Hi, glad to help! I'm a DevRel advocate at Kuzu, and have spent a decent amount of time in other database paradigms thinking about these things. I'm familiar with SurrealDB too.

Although I cannot comment too much SurrealDB's exact capabilities and performance at this point, I can definitely highlight that at the data modeling and query language-level: Kuzu's data model is a property graph model (so an actual "graph" model rather than a multi-model database) and Kuzu implements Cypher as its query language, which is already widely adopted in the industry and is very intuitive to write (for both humans and LLMs).

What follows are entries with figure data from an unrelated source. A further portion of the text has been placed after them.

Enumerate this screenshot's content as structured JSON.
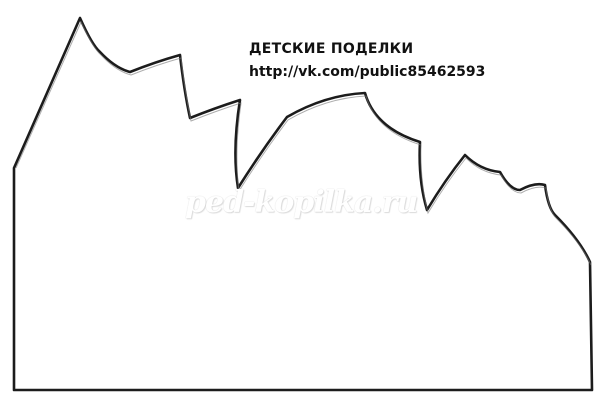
{
  "header": {
    "title": "ДЕТСКИЕ ПОДЕЛКИ",
    "url": "http://vk.com/public85462593"
  },
  "watermark": "ped-kopilka.ru",
  "colors": {
    "outline": "#1a1a1a",
    "background": "#ffffff"
  }
}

Although Surreal DB does indeed offer an embedded mode, Kuzu is by design 100% embedded, is super-lightweight and can run natively in many environments, such as browsers, Android applications, AWS Lambda (serverless) and we're especially designed to be a VERY Python-friendly graph database that integrates with pretty much all well-known Python libraries. Because of its columnar storage layer, Kuzu can seamlessly read and write different data formats, such as Panda/Polars DataFrame, Arrow tables, Iceberg or Delta Lake tables and seamlessly move data between advanced graph analytics libraries like NetworkX. For anything related to graph computation, Kuzu is likely to have all the right tools and utilities to help you solve the problem at hand.

In my opinion, it's a myth that databases are heavy, monolithic pieces of software, and hopefully, using Kuzu will demonstrate that it's totally possible to have data in your primary store but seamlessly move it to a performant graph storage layer when required, and move the results back with minimum friction and cost. Hope that helps!

srameshc|11 months ago

I heard about it for the first time, an embedable graph database Kuzu and even better the WASM mix and LLM.

itissid|11 months ago

Since I already have a browser connected to the Internet where this would execute, could one have the option of transparently executing the webGPU + LLM in a cloud container communicating with the browser process?

mewim|11 months ago

I think WebGPU is mostly for running inside the browser. If one has the option to use a cloud container + GPU, running LLM inference directly with CUDA/ROCm/TPU will be possible and runs more efficiently.